Several novel therapeutic agents have been developed for Hodgkin lymphoma, and one of the most promising therapies is brentuximab vedotin. This compound is an antibody-drug conjugate designed to deliver the cytotoxic agent monomethyl auristatin E directly to CD30-expressing cells. Because CD30 is reliably expressed on Hodgkin lymphoma Reed-Sternberg cells, it has shown considerable efficacy in this disease. In relapsed/refractory Hodgkin lymphoma, brentuximab vedotin demonstrated an impressive overall response rate of 75%, leading to US Food and Drug Administration approval of the drug in this setting.7  In addition to the efficacy of the drug, toxicities of brentuximab vedotin are somewhat limited, most notably with reversible neuropathy.
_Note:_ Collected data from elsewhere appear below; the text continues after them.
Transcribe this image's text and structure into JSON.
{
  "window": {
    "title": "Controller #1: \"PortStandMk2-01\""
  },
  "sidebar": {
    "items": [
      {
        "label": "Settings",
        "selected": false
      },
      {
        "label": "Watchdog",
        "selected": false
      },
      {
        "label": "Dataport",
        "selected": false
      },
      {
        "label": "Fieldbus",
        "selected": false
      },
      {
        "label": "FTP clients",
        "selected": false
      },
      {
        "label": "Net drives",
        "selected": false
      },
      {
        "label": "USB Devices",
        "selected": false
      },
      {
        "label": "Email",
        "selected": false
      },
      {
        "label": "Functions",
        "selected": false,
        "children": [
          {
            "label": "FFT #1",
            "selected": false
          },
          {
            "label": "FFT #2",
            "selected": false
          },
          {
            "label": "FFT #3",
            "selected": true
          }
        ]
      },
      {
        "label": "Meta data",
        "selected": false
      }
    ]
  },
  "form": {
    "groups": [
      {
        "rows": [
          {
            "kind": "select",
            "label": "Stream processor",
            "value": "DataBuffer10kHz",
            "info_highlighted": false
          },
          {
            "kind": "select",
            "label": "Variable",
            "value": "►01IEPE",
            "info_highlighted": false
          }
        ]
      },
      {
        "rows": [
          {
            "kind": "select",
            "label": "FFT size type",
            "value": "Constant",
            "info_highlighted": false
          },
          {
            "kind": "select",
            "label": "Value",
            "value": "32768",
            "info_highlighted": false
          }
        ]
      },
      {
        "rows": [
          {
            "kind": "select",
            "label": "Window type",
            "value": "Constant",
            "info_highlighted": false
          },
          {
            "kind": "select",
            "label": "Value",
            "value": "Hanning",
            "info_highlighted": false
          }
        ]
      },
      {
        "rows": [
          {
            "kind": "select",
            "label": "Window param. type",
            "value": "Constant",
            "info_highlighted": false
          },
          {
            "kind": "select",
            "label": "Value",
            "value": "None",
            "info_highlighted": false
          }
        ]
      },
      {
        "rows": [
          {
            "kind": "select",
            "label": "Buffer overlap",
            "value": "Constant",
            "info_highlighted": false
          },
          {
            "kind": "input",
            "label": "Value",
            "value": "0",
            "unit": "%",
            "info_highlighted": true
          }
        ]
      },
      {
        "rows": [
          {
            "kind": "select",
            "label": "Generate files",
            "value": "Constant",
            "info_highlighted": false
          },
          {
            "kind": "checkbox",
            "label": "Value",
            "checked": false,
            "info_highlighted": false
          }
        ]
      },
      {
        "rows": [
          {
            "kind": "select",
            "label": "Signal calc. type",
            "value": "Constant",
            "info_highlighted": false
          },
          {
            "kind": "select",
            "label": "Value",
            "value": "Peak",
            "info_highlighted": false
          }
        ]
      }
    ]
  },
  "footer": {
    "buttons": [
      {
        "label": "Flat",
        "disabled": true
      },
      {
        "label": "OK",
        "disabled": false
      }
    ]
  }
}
On the basis of the clinical efficacy and safety of brentuximab vedotin and the goal of improving efficacy of ABVD, the authors initially embarked on a phase 1 study of front-line therapy in patients with advanced Hodgkin lymphoma (n = 51) to determine the safety of adding brentuximab vedotin (1.2 mg/kg IV every 2 weeks) to either ABVD or AVD.8  Initial safety data showed an increased rate of pulmonary toxicity in the brentuximab vedotin plus ABVD arm (44%) that was not seen in the brentuximab vedotin plus AVD arm, indicating that brentuximab vedotin and bleomycin cannot safely be combined.8  Secondary to high efficacy (complete response rate of 95%), the authors initiated a long-term follow-up study of these patients, which is described in this issue of Blood.1,8 

Connors et al report the primary outcomes of failure-free and overall survival in these patients, which demonstrate the durability of the initial responses noted in the phase 1/2 study: impressive rates of 5-year failure-free and overall survival of 79% and 92%, respectively, for the brentuximab vedotin plus ABVD arm (n = 25) and 92% and 100%, respectively, for the brentuximab vedotin plus AVD arm (n = 26). No unexpected toxicities were detected in the brentuximab vedotin plus AVD arm; only 2 of the patients relapsed, and both have since achieved second remission.1 

Although these phase 1/2 data are limited by the small number of patients (n = 51), they have spurred significant interest in brentuximab vedotin plus AVD as front-line therapy for advanced Hodgkin lymphoma. Because of the potential of enhanced efficacy and the elimination of bleomycin-induced pulmonary toxicity, could brentuximab vedotin replace bleomycin in ABVD as the standard of care for these patients? To definitively answer this question, a large phase 3 study (ECHELON-1) is ongoing, in which treatment-naive patients with advanced Hodgkin lymphoma have been randomly assigned to ABVD versus brentuximab vedotin plus AVD. The primary end point of the trial is 2-year PFS, and preliminary press releases from the trial sponsors indicate that this end point has been reached, with a statistically significant benefit in the brentuximab plus AVD arm. The official release of the data is expected at the American Society of Hematology annual meeting in December 2017. Although no official data have been released, the available evidence certainly predicts a change in the standard of care in the front-line setting for patients with advanced Hodgkin lymphoma. In the near future, the “B” of ABVD may stand for brentuximab vedotin.

Conflict-of-interest disclosure: The author declares no competing financial interests.